Key Takeaways
- BofA has restarted coverage of CoreWeave with a Buy recommendation and $100 price objective
- Lead analyst Tal Liani projects AI compute supply constraints will persist until at least 2029
- CoreWeave achieves approximately 2.5-month deployment cycles for new Nvidia hardware versus 4-6 months for traditional hyperscalers
- Long-term take-or-pay agreements help mitigate risks from customers who may become future competitors
- The company is transitioning toward debt structures backed by contracts with investment-grade clients
Shares of CoreWeave jumped 1.7% Tuesday following Bank of America’s decision to reinitiate coverage with a Buy recommendation and a $100 price objective. Trading closed at $83.37, adding to an impressive 14% year-to-date gain through Monday’s session.
CoreWeave, Inc. Class A Common Stock, CRWV
Led by analyst Tal Liani, the research note highlighted CoreWeave’s strategic positioning within the rapidly expanding AI infrastructure-as-a-service sector, which BofA values at $79 billion.

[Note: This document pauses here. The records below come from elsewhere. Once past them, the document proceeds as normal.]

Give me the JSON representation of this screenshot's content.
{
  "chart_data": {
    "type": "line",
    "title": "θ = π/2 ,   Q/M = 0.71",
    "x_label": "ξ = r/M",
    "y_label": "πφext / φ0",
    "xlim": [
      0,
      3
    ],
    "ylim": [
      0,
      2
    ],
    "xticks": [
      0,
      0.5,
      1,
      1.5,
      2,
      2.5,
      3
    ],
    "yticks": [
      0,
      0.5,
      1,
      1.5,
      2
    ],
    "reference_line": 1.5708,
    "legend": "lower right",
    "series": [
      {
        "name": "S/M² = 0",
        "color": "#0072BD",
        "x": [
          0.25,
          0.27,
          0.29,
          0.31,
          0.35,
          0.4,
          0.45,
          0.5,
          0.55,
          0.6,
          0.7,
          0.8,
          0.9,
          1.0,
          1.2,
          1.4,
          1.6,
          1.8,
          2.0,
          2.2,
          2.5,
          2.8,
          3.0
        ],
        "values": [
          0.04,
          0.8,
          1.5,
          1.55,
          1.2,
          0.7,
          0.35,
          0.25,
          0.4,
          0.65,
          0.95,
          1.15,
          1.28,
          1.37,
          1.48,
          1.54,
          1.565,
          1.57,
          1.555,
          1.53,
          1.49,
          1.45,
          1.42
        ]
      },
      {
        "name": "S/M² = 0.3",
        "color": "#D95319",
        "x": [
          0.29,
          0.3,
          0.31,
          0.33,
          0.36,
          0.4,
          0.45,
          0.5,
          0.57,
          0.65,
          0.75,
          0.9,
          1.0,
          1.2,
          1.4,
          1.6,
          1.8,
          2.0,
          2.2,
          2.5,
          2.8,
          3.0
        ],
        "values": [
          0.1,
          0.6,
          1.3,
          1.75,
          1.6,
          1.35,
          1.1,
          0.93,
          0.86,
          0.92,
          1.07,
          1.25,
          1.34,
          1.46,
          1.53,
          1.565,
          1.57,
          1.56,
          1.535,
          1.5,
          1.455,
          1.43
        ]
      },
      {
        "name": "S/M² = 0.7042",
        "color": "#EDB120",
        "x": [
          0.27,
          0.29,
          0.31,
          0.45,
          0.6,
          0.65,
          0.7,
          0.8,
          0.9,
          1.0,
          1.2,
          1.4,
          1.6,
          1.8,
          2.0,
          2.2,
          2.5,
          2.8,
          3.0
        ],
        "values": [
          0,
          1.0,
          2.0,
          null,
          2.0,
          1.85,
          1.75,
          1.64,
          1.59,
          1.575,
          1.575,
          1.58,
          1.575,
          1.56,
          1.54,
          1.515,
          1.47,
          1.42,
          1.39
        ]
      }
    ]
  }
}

Liani emphasized that the company stands to benefit from persistent compute demand, its purpose-built software optimized for AI applications, and strategic alliances with industry leaders like Nvidia and OpenAI.
While BofA recognized what it termed “inherent risks” associated with the investment thesis, the firm concluded these concerns are overshadowed by the growth potential.
CoreWeave’s competitive advantage lies significantly in execution velocity. The firm can bring new Nvidia processors online in roughly 2.5 months on average. By contrast, larger and more diversified hyperscale operators typically require four to six months, per BofA’s analysis.
This timing differential carries substantial weight in today’s market environment. AI research organizations are aggressively pursuing compute resources, and CoreWeave has demonstrated an ability to satisfy this appetite more rapidly than established cloud infrastructure giants.
Competitive Threats Exist But Remain on the Horizon
A significant concern surrounding CoreWeave involves major customers—Meta Platforms among them—developing proprietary data center infrastructure. This evolution positions these clients as potential future competitors for compute capacity.
The situation presents a complex challenge. These large-scale customers represent substantial portions of CoreWeave’s revenue stream, making their eventual departure a meaningful risk factor.
However, BofA characterized this threat as non-imminent. Contractual arrangements featuring multiyear commitments with take-or-pay provisions secure revenue streams while CoreWeave expands infrastructure and diversifies its customer portfolio.
Liani also emphasized CoreWeave’s AI-focused orchestration platform as a differentiated asset that’s difficult to duplicate. “Hyperscalers will close part of the gap,” the analyst stated, “but the speed and slope of that convergence remain uncertain.”
Financing Strategy Attracts Market Attention
CoreWeave’s capital structure approach has generated considerable market discussion. The firm utilizes debt instruments to finance additional compute infrastructure, characterizing this as “success-based” capital deployment linked directly to customer agreements.
To address associated risks, CoreWeave is pivoting toward debt arrangements specifically collateralized by revenue commitments from investment-grade clients and the physical hardware assets. This approach effectively transfers portions of credit exposure to the customer base.
According to BofA’s assessment, successful execution of rapid capacity expansion could enable CoreWeave to achieve “hyperscale-style expansion without hyperscale balance-sheet strength.”
The primary vulnerability remains potential setbacks in construction timelines or facility conversion projects, which could negatively impact share performance.
Liani additionally noted that emerging agentic AI applications may amplify infrastructure requirements, potentially extending supply constraints beyond current market expectations.
Bank of America maintains that the supply-demand imbalance for AI compute resources will continue through at least 2029.